I recently heard from Kevin Curnin, who responded to DAM’s request for authors to showcase their books. His recently published novel is called The More We Take, and it’s about three Nebraskans trying to make sense of their lives and the turbulent history of Nebraska and the High Plains, from the war on Indigenous peoples in the 1800s to the decimation of their stolen land and waters in the present. The book is literary fiction that blends drama, historical fiction, and magical realism. His main characters are brave but no match for “big agriculture” until they are helped by the Sky Council: legendary Lakota chiefs such as Red Cloud and Crazy Horse and Indigenous female mavericks such as Josephine Waggoner and Ada Deer. Chief Justice John Marshall makes an appearance as does General William Tecumseh Sherman. The story explores how law, religion, and technology helped to nearly eradicate the Plains tribes and how those same instruments can either create or avoid a second ecological desecration today. Kevin states, “The book is timely. Climate, science, law and power, Indigenous rights, and religion are in the headlines every day. People are interested in exploring where they stand in relationship to these issues, but they’re hard to wrestle with head on. Fiction gives us a chance to understand and discuss them in new light.” One of his reviewers, who calls it “an inventive and fearless novel,” is classmate Allison Barlow, who is the executive director of Johns Hopkins University Center for Indigenous Health.

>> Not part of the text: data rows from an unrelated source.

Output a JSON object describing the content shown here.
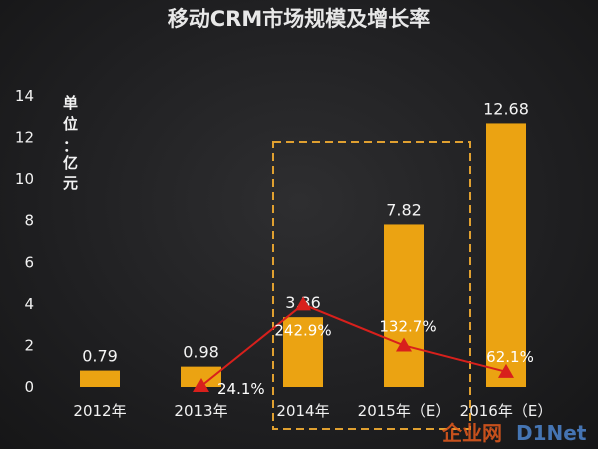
{
  "colors": {
    "bar": "#eba312",
    "line": "#d8201c",
    "highlight_box": "#e0a030",
    "text": "#f2f2f2"
  },
  "chart_data": {
    "type": "bar",
    "title": "移动CRM市场规模及增长率",
    "unit_label": [
      "单",
      "位",
      "：",
      "亿",
      "元"
    ],
    "categories": [
      "2012年",
      "2013年",
      "2014年",
      "2015年（E）",
      "2016年（E）"
    ],
    "series": [
      {
        "type": "bar",
        "values": [
          0.79,
          0.98,
          3.36,
          7.82,
          12.68
        ]
      },
      {
        "type": "line",
        "values": [
          null,
          24.1,
          242.9,
          132.7,
          62.1
        ],
        "axis": "secondary"
      }
    ],
    "bar_labels": [
      "0.79",
      "0.98",
      "3.36",
      "7.82",
      "12.68"
    ],
    "growth_labels": [
      "",
      "24.1%",
      "242.9%",
      "132.7%",
      "62.1%"
    ],
    "ylim": [
      0,
      14
    ],
    "yticks": [
      0,
      2,
      4,
      6,
      8,
      10,
      12,
      14
    ],
    "grid": false,
    "highlight": "dashed box around 2014年 column"
  },
  "watermark": {
    "text1": "企业网",
    "text2": "D1Net"
  }
}
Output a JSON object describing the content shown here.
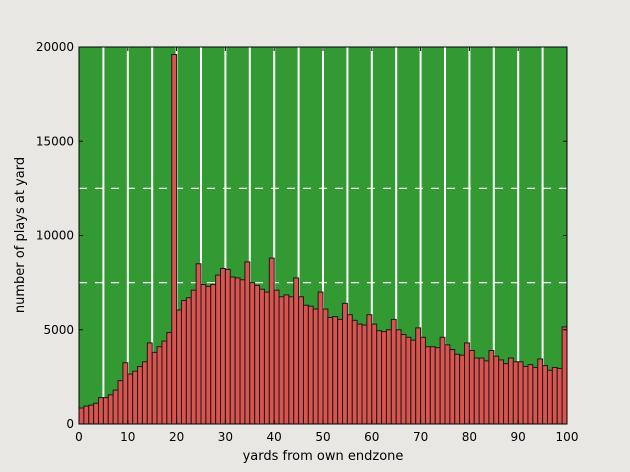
{
  "chart_data": {
    "type": "bar",
    "title": "",
    "xlabel": "yards from own endzone",
    "ylabel": "number of plays at yard",
    "xlim": [
      0,
      100
    ],
    "ylim": [
      0,
      20000
    ],
    "xticks": [
      0,
      10,
      20,
      30,
      40,
      50,
      60,
      70,
      80,
      90,
      100
    ],
    "yticks": [
      0,
      5000,
      10000,
      15000,
      20000
    ],
    "xtick_labels": [
      "0",
      "10",
      "20",
      "30",
      "40",
      "50",
      "60",
      "70",
      "80",
      "90",
      "100"
    ],
    "ytick_labels": [
      "0",
      "5000",
      "10000",
      "15000",
      "20000"
    ],
    "grid": false,
    "legend": null,
    "background_color": "#339933",
    "bar_color": "#d9534f",
    "bar_edge_color": "#1a1a1a",
    "field_lines": {
      "vertical_solid_every_yards": 5,
      "horizontal_dashed_at": [
        7500,
        12500
      ],
      "color": "#ffffff"
    },
    "bin_width": 1,
    "categories": [
      0,
      1,
      2,
      3,
      4,
      5,
      6,
      7,
      8,
      9,
      10,
      11,
      12,
      13,
      14,
      15,
      16,
      17,
      18,
      19,
      20,
      21,
      22,
      23,
      24,
      25,
      26,
      27,
      28,
      29,
      30,
      31,
      32,
      33,
      34,
      35,
      36,
      37,
      38,
      39,
      40,
      41,
      42,
      43,
      44,
      45,
      46,
      47,
      48,
      49,
      50,
      51,
      52,
      53,
      54,
      55,
      56,
      57,
      58,
      59,
      60,
      61,
      62,
      63,
      64,
      65,
      66,
      67,
      68,
      69,
      70,
      71,
      72,
      73,
      74,
      75,
      76,
      77,
      78,
      79,
      80,
      81,
      82,
      83,
      84,
      85,
      86,
      87,
      88,
      89,
      90,
      91,
      92,
      93,
      94,
      95,
      96,
      97,
      98,
      99
    ],
    "values": [
      850,
      950,
      1000,
      1100,
      1400,
      1400,
      1550,
      1800,
      2300,
      3250,
      2650,
      2800,
      3050,
      3300,
      4300,
      3800,
      4100,
      4400,
      4850,
      19600,
      6050,
      6550,
      6700,
      7100,
      8500,
      7400,
      7300,
      7400,
      7900,
      8250,
      8200,
      7800,
      7750,
      7650,
      8600,
      7500,
      7350,
      7150,
      7000,
      8800,
      7100,
      6750,
      6850,
      6750,
      7750,
      6750,
      6300,
      6250,
      6100,
      7000,
      6100,
      5650,
      5700,
      5550,
      6400,
      5800,
      5500,
      5300,
      5250,
      5800,
      5300,
      4950,
      4900,
      5000,
      5550,
      5000,
      4750,
      4600,
      4450,
      5100,
      4600,
      4100,
      4100,
      4050,
      4600,
      4200,
      3950,
      3700,
      3650,
      4300,
      3900,
      3500,
      3500,
      3350,
      3900,
      3600,
      3400,
      3200,
      3500,
      3300,
      3300,
      3050,
      3150,
      3000,
      3450,
      3100,
      2850,
      3000,
      2950,
      5150
    ]
  }
}
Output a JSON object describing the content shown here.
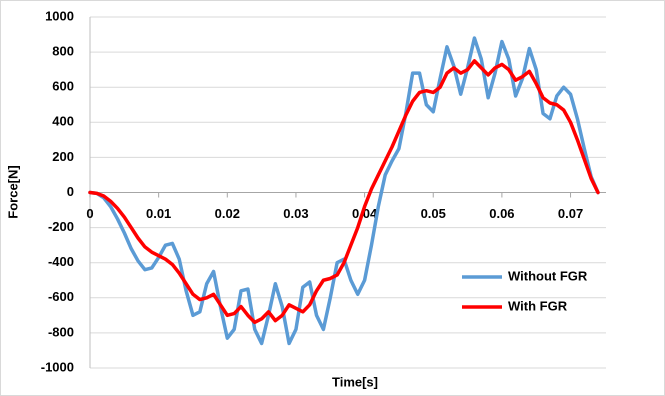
{
  "chart_data": {
    "type": "line",
    "xlabel": "Time[s]",
    "ylabel": "Force[N]",
    "x": [
      0,
      0.001,
      0.002,
      0.003,
      0.004,
      0.005,
      0.006,
      0.007,
      0.008,
      0.009,
      0.01,
      0.011,
      0.012,
      0.013,
      0.014,
      0.015,
      0.016,
      0.017,
      0.018,
      0.019,
      0.02,
      0.021,
      0.022,
      0.023,
      0.024,
      0.025,
      0.026,
      0.027,
      0.028,
      0.029,
      0.03,
      0.031,
      0.032,
      0.033,
      0.034,
      0.035,
      0.036,
      0.037,
      0.038,
      0.039,
      0.04,
      0.041,
      0.042,
      0.043,
      0.044,
      0.045,
      0.046,
      0.047,
      0.048,
      0.049,
      0.05,
      0.051,
      0.052,
      0.053,
      0.054,
      0.055,
      0.056,
      0.057,
      0.058,
      0.059,
      0.06,
      0.061,
      0.062,
      0.063,
      0.064,
      0.065,
      0.066,
      0.067,
      0.068,
      0.069,
      0.07,
      0.071,
      0.072,
      0.073,
      0.074
    ],
    "series": [
      {
        "name": "Without FGR",
        "color": "#5b9bd5",
        "values": [
          0,
          -5,
          -30,
          -80,
          -150,
          -230,
          -320,
          -390,
          -440,
          -430,
          -370,
          -300,
          -290,
          -380,
          -560,
          -700,
          -680,
          -520,
          -450,
          -650,
          -830,
          -780,
          -560,
          -550,
          -780,
          -860,
          -700,
          -520,
          -650,
          -860,
          -780,
          -540,
          -510,
          -700,
          -780,
          -600,
          -400,
          -380,
          -500,
          -580,
          -500,
          -300,
          -80,
          100,
          180,
          250,
          450,
          680,
          680,
          500,
          460,
          650,
          830,
          720,
          560,
          710,
          880,
          760,
          540,
          680,
          860,
          760,
          550,
          650,
          820,
          700,
          450,
          420,
          550,
          600,
          560,
          420,
          250,
          90,
          0
        ]
      },
      {
        "name": "With FGR",
        "color": "#ff0000",
        "values": [
          0,
          -5,
          -20,
          -50,
          -90,
          -140,
          -200,
          -260,
          -310,
          -340,
          -360,
          -380,
          -410,
          -460,
          -520,
          -580,
          -610,
          -600,
          -580,
          -640,
          -700,
          -690,
          -650,
          -700,
          -740,
          -720,
          -680,
          -730,
          -700,
          -640,
          -660,
          -680,
          -640,
          -560,
          -500,
          -490,
          -470,
          -400,
          -300,
          -200,
          -80,
          20,
          100,
          180,
          260,
          350,
          440,
          520,
          570,
          580,
          570,
          600,
          680,
          710,
          680,
          700,
          750,
          710,
          670,
          710,
          730,
          700,
          640,
          660,
          690,
          620,
          540,
          510,
          500,
          470,
          400,
          300,
          190,
          80,
          0
        ]
      }
    ],
    "xlim": [
      0,
      0.074
    ],
    "xticks": [
      0,
      0.01,
      0.02,
      0.03,
      0.04,
      0.05,
      0.06,
      0.07
    ],
    "ylim": [
      -1000,
      1000
    ],
    "yticks": [
      -1000,
      -800,
      -600,
      -400,
      -200,
      0,
      200,
      400,
      600,
      800,
      1000
    ],
    "grid": true,
    "legend": "lower right"
  }
}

Tony Stearns retired at the end of January. He was a paralegal for many years, most recently with the U.S. Securities and Exchange Commission. Some of the things he is looking forward to in retirement are learning Spanish and playing more tennis. He has been married for six years to Sara and has two stepchildren, Samantha, 20, and Erik, 15.

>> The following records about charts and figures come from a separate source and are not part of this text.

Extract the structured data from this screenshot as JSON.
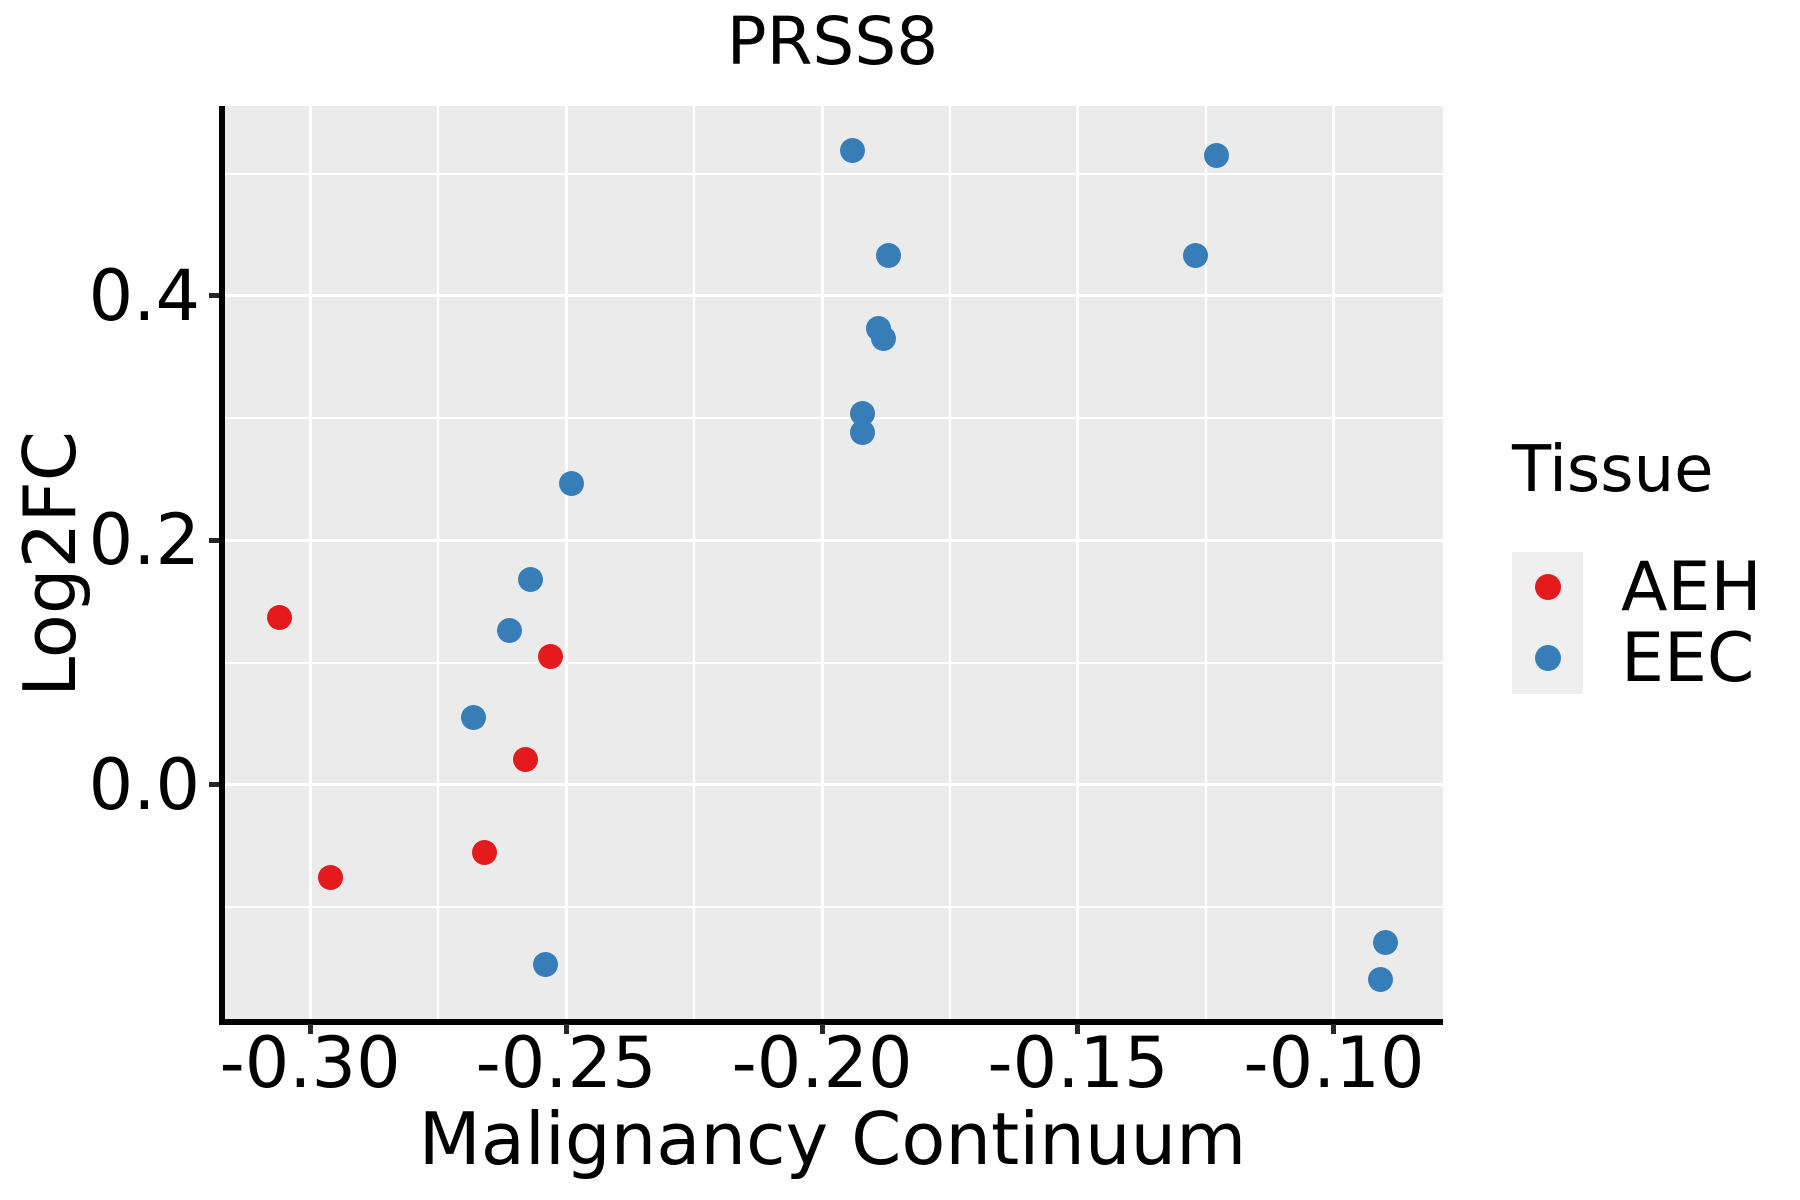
{
  "colors": {
    "aeh": "#E41A1C",
    "eec": "#377EB8",
    "panel_bg": "#EBEBEB",
    "grid": "#FFFFFF",
    "legend_key_bg": "#EFEFEF",
    "spine": "#000000",
    "tick": "#262626",
    "text": "#000000"
  },
  "chart_data": {
    "type": "scatter",
    "title": "PRSS8",
    "xlabel": "Malignancy Continuum",
    "ylabel": "Log2FC",
    "xlim": [
      -0.3172,
      -0.0787
    ],
    "ylim": [
      -0.1939,
      0.5554
    ],
    "x_major_ticks": [
      -0.3,
      -0.25,
      -0.2,
      -0.15,
      -0.1
    ],
    "x_tick_labels": [
      "-0.30",
      "-0.25",
      "-0.20",
      "-0.15",
      "-0.10"
    ],
    "x_minor_gridlines": [
      -0.275,
      -0.225,
      -0.175,
      -0.125
    ],
    "y_major_ticks": [
      0.0,
      0.2,
      0.4
    ],
    "y_tick_labels": [
      "0.0",
      "0.2",
      "0.4"
    ],
    "y_minor_gridlines": [
      -0.1,
      0.1,
      0.3,
      0.5
    ],
    "grid": "white major+minor gridlines on gray panel",
    "legend": {
      "title": "Tissue",
      "position": "right",
      "entries": [
        {
          "label": "AEH",
          "color": "#E41A1C"
        },
        {
          "label": "EEC",
          "color": "#377EB8"
        }
      ]
    },
    "series": [
      {
        "name": "AEH",
        "color": "#E41A1C",
        "points": [
          [
            -0.306,
            0.137
          ],
          [
            -0.296,
            -0.076
          ],
          [
            -0.266,
            -0.055
          ],
          [
            -0.258,
            0.021
          ],
          [
            -0.253,
            0.105
          ]
        ]
      },
      {
        "name": "EEC",
        "color": "#377EB8",
        "points": [
          [
            -0.268,
            0.055
          ],
          [
            -0.261,
            0.126
          ],
          [
            -0.257,
            0.168
          ],
          [
            -0.249,
            0.247
          ],
          [
            -0.254,
            -0.147
          ],
          [
            -0.194,
            0.519
          ],
          [
            -0.189,
            0.373
          ],
          [
            -0.188,
            0.365
          ],
          [
            -0.192,
            0.304
          ],
          [
            -0.192,
            0.288
          ],
          [
            -0.187,
            0.433
          ],
          [
            -0.123,
            0.515
          ],
          [
            -0.127,
            0.433
          ],
          [
            -0.09,
            -0.129
          ],
          [
            -0.091,
            -0.159
          ]
        ]
      }
    ]
  }
}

Karen Voss Gruzen has been married to Alex for 32 years. They raised four children—Elsa, Sonja, Ava, and Bear—who range in age from 29 to 24. Now that their youngest has flown the coop, they are enjoying life as empty nesters in Cambridge, Massachusetts, and Crested Butte, Colorado. The two locales offer them a great life balance with winter skiing and summer hiking in Colorado and the hustle and bustle of city life in Massachusetts and the New England region after many years in Texas.
We have lost several classmates in recent months. Josephine “Jo” Buford Siegfried died on April 5, and Paul Korfonta passed away on July 11 following a stroke.